Leetcode 329. Longest Increasing Path in a Matrix

-题目

Equations are given in the format A / B = k, where A and B are variables represented as strings, and k is a real number (floating point number). Given some queries, return the answers. If the answer does not exist, return -1.0.

Example:

Given a / b = 2.0, b / c = 3.0.

queries are: a / c = ?, b / a = ?, a / e = ?, a / a = ?, x / x = ? .
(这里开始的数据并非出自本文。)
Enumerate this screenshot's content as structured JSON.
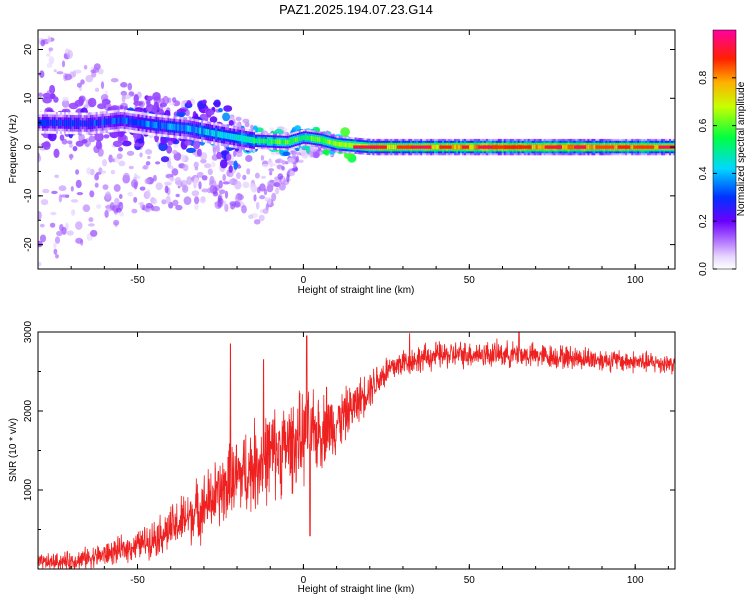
{
  "title": "PAZ1.2025.194.07.23.G14",
  "colors": {
    "snr_line": "#ee2020",
    "spectrum_background": "#ffffff",
    "axis": "#000000"
  },
  "chart_data": [
    {
      "type": "heatmap",
      "xlabel": "Height of straight line (km)",
      "ylabel": "Frequency (Hz)",
      "xlim": [
        -80,
        112
      ],
      "ylim": [
        -25,
        24
      ],
      "x_ticks": [
        -50,
        0,
        50,
        100
      ],
      "y_ticks": [
        -20,
        -10,
        0,
        10,
        20
      ],
      "colorbar": {
        "label": "Normalized spectral amplitude",
        "range": [
          0,
          1
        ],
        "ticks": [
          0.0,
          0.2,
          0.4,
          0.6,
          0.8
        ],
        "colormap": "rainbow (white-violet-blue-cyan-green-yellow-red-magenta)"
      },
      "centerline": [
        {
          "x": -78,
          "f": 5.0
        },
        {
          "x": -65,
          "f": 4.8
        },
        {
          "x": -55,
          "f": 5.5
        },
        {
          "x": -45,
          "f": 4.5
        },
        {
          "x": -35,
          "f": 3.8
        },
        {
          "x": -25,
          "f": 2.5
        },
        {
          "x": -15,
          "f": 1.3
        },
        {
          "x": -5,
          "f": 1.0
        },
        {
          "x": 0,
          "f": 2.0
        },
        {
          "x": 5,
          "f": 1.5
        },
        {
          "x": 10,
          "f": 0.6
        },
        {
          "x": 20,
          "f": 0.0
        },
        {
          "x": 50,
          "f": 0.0
        },
        {
          "x": 112,
          "f": 0.0
        }
      ],
      "amplitude_profile": [
        {
          "x": -80,
          "a": 0.25
        },
        {
          "x": -60,
          "a": 0.3
        },
        {
          "x": -45,
          "a": 0.35
        },
        {
          "x": -30,
          "a": 0.4
        },
        {
          "x": -20,
          "a": 0.45
        },
        {
          "x": -12,
          "a": 0.55
        },
        {
          "x": -5,
          "a": 0.6
        },
        {
          "x": 0,
          "a": 0.55
        },
        {
          "x": 8,
          "a": 0.65
        },
        {
          "x": 20,
          "a": 0.7
        },
        {
          "x": 40,
          "a": 0.75
        },
        {
          "x": 60,
          "a": 0.8
        },
        {
          "x": 80,
          "a": 0.78
        },
        {
          "x": 100,
          "a": 0.75
        },
        {
          "x": 112,
          "a": 0.7
        }
      ],
      "scatter_extent_hz": [
        {
          "x": -80,
          "lo": -25,
          "hi": 24
        },
        {
          "x": -50,
          "lo": -14,
          "hi": 12
        },
        {
          "x": -25,
          "lo": -12,
          "hi": 8
        },
        {
          "x": -12,
          "lo": -16,
          "hi": 4
        },
        {
          "x": 0,
          "lo": -2,
          "hi": 4
        },
        {
          "x": 15,
          "lo": -1,
          "hi": 1.5
        },
        {
          "x": 112,
          "lo": -1,
          "hi": 1
        }
      ]
    },
    {
      "type": "line",
      "xlabel": "Height of straight line (km)",
      "ylabel": "SNR (10 * v/v)",
      "xlim": [
        -80,
        112
      ],
      "ylim": [
        0,
        3000
      ],
      "x_ticks": [
        -50,
        0,
        50,
        100
      ],
      "y_ticks": [
        1000,
        2000,
        3000
      ],
      "series": [
        {
          "trend": [
            {
              "x": -80,
              "y": 80
            },
            {
              "x": -70,
              "y": 100
            },
            {
              "x": -60,
              "y": 180
            },
            {
              "x": -50,
              "y": 300
            },
            {
              "x": -40,
              "y": 500
            },
            {
              "x": -30,
              "y": 800
            },
            {
              "x": -20,
              "y": 1150
            },
            {
              "x": -10,
              "y": 1450
            },
            {
              "x": 0,
              "y": 1650
            },
            {
              "x": 5,
              "y": 1750
            },
            {
              "x": 10,
              "y": 1850
            },
            {
              "x": 15,
              "y": 2050
            },
            {
              "x": 20,
              "y": 2300
            },
            {
              "x": 25,
              "y": 2500
            },
            {
              "x": 30,
              "y": 2620
            },
            {
              "x": 40,
              "y": 2700
            },
            {
              "x": 50,
              "y": 2720
            },
            {
              "x": 60,
              "y": 2720
            },
            {
              "x": 70,
              "y": 2700
            },
            {
              "x": 80,
              "y": 2680
            },
            {
              "x": 90,
              "y": 2650
            },
            {
              "x": 100,
              "y": 2620
            },
            {
              "x": 112,
              "y": 2600
            }
          ],
          "noise": [
            {
              "x": -80,
              "amp": 120
            },
            {
              "x": -50,
              "amp": 220
            },
            {
              "x": -30,
              "amp": 500
            },
            {
              "x": -15,
              "amp": 700
            },
            {
              "x": 0,
              "amp": 700
            },
            {
              "x": 15,
              "amp": 350
            },
            {
              "x": 30,
              "amp": 220
            },
            {
              "x": 112,
              "amp": 160
            }
          ],
          "spikes": [
            {
              "x": -22,
              "y": 2850
            },
            {
              "x": -12,
              "y": 2650
            },
            {
              "x": 1,
              "y": 2950
            },
            {
              "x": 2,
              "y": 420
            },
            {
              "x": 7,
              "y": 2300
            },
            {
              "x": 32,
              "y": 2980
            },
            {
              "x": 65,
              "y": 2990
            }
          ]
        }
      ]
    }
  ]
}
return [6.0, 0.5, -1.0, 1.0, -1.0 ].

The input is:

vector<pair<string, string>> equations, vector<double>& values, vector<pair<string, string>> queries , where equations.size() == values.size(), and the values are positive. This represents the equations. Return vector<double>.

-思路

简单的思路就是对每一个查询进行一次搜索，如果是在邻接矩阵中已经直接给出的值，那么我们可以返回这个值，如果是要通过几个基本元素的乘积来得出结果，那么用dfs算法来判断是否可以构成查询的这个元素。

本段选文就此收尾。